Importance-Aware Data Selection for Efficient LLM Instruction Tuning
Tingyu Jiang, Shen Li, Yiyao Song, Lan Zhang, Hualei Zhu, Yuan Zhao, Xiaohang Xu, Kenjiro Taura, Hao Henry Wang
TL;DR
This work tackles the inefficiency of instruction-tuning data by introducing MIWV, a metric that quantifies the value of instruction samples via in-context learning discrepancies. The authors propose a three-step universal data-selection pipeline—one-shot example retrieval, MIWV computation, and high-quality data selection—demonstrating that training on a tiny, MIWV-high subset can match or exceed performance achieved with the full dataset across multiple benchmarks and backbones. Extensive experiments on Alpaca and WizardLM show robust improvements and competitive rankings on Open LLM Leaderboard and AlpacaEval, with ablations validating the method's effectiveness across embedding models and architectures.

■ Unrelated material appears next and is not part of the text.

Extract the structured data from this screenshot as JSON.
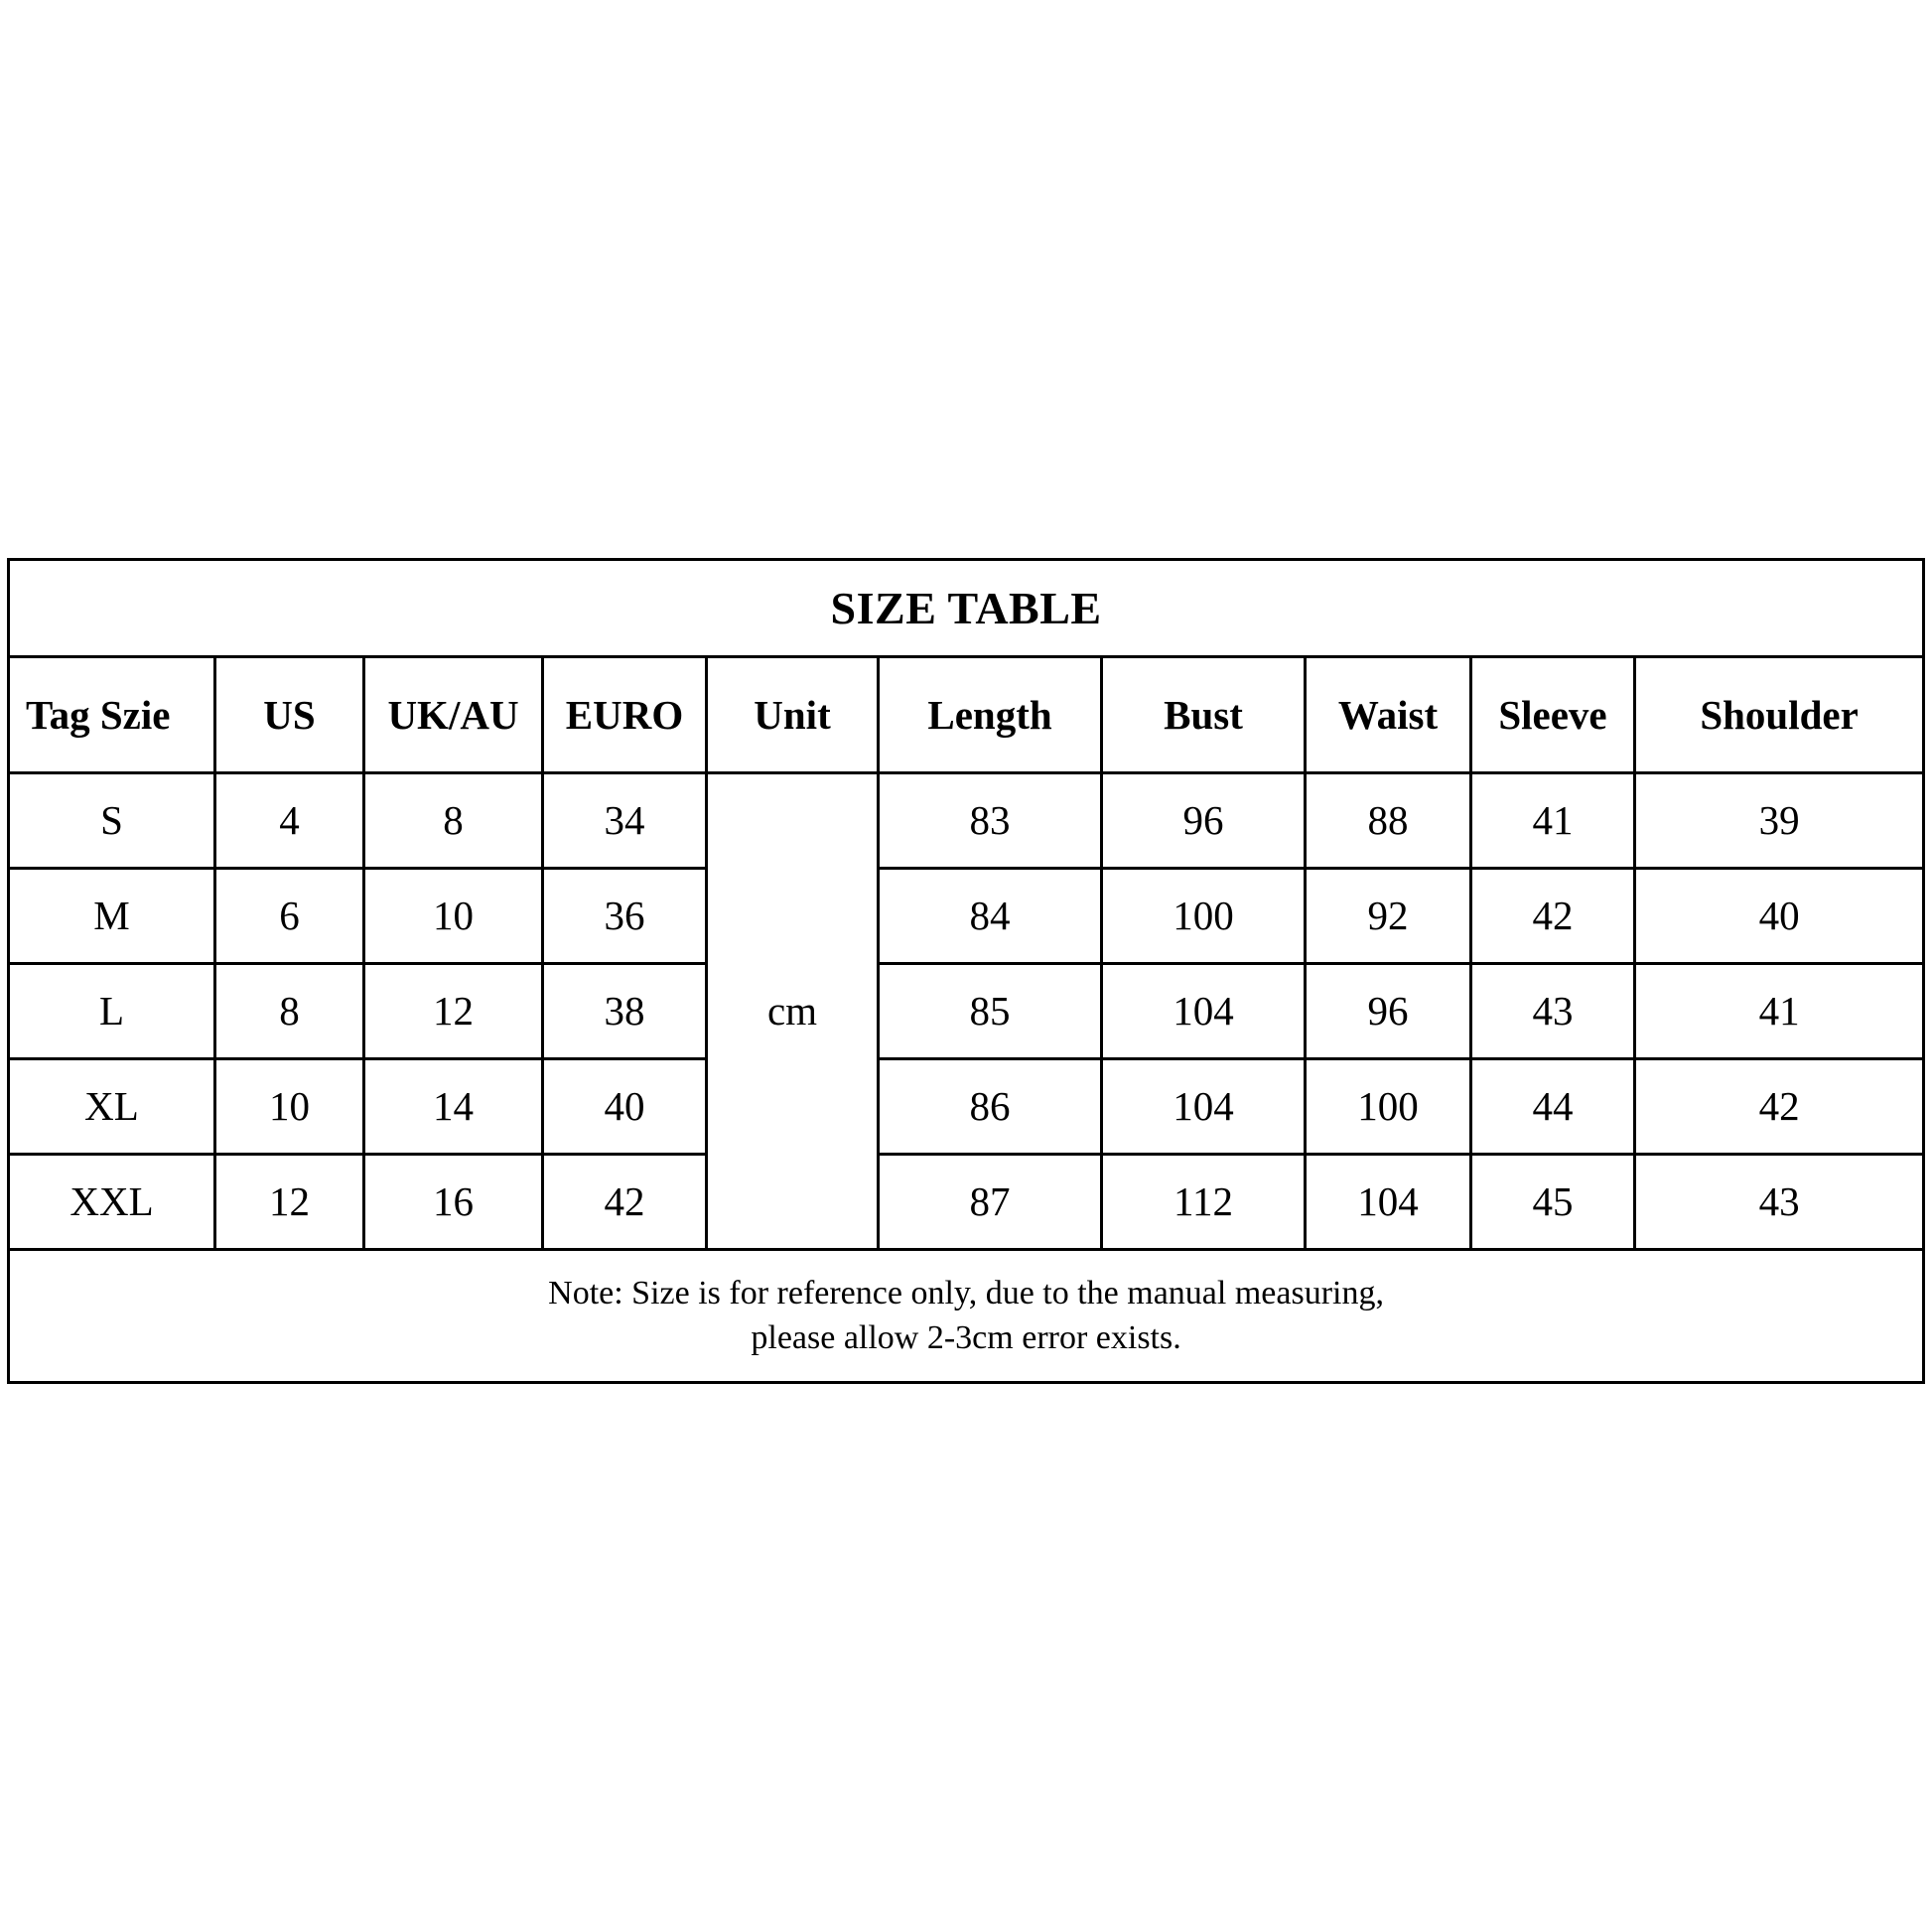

The approach offers a practical, resource-efficient pathway for data utilization in instruction tuning, with broader implications for scalable and targeted LLM enhancement.
Abstract
Instruction tuning plays a critical role in enhancing the performance and efficiency of Large Language Models (LLMs). Its success depends not only on the quality of the instruction data but also on the inherent capabilities of the LLM itself. Some studies suggest that even a small amount of high-quality data can achieve instruction fine-tuning results that are on par with, or even exceed, those from using a full-scale dataset. However, rather than focusing solely on calculating data quality scores to evaluate instruction data, there is a growing need to select high-quality data that maximally enhances the performance of instruction tuning for a given LLM. In this paper, we propose the Model Instruction Weakness Value (MIWV) as a novel metric to quantify the importance of instruction data in enhancing model's capabilities. The MIWV metric is derived from the discrepancies in the model's responses when using In-Context Learning (ICL), helping identify the most beneficial data for enhancing instruction tuning performance. Our experimental results demonstrate that selecting only the top 1\% of data based on MIWV can outperform training on the full dataset. Furthermore, this approach extends beyond existing research that focuses on data quality scoring for data selection, offering strong empirical evidence supporting the effectiveness of our proposed method.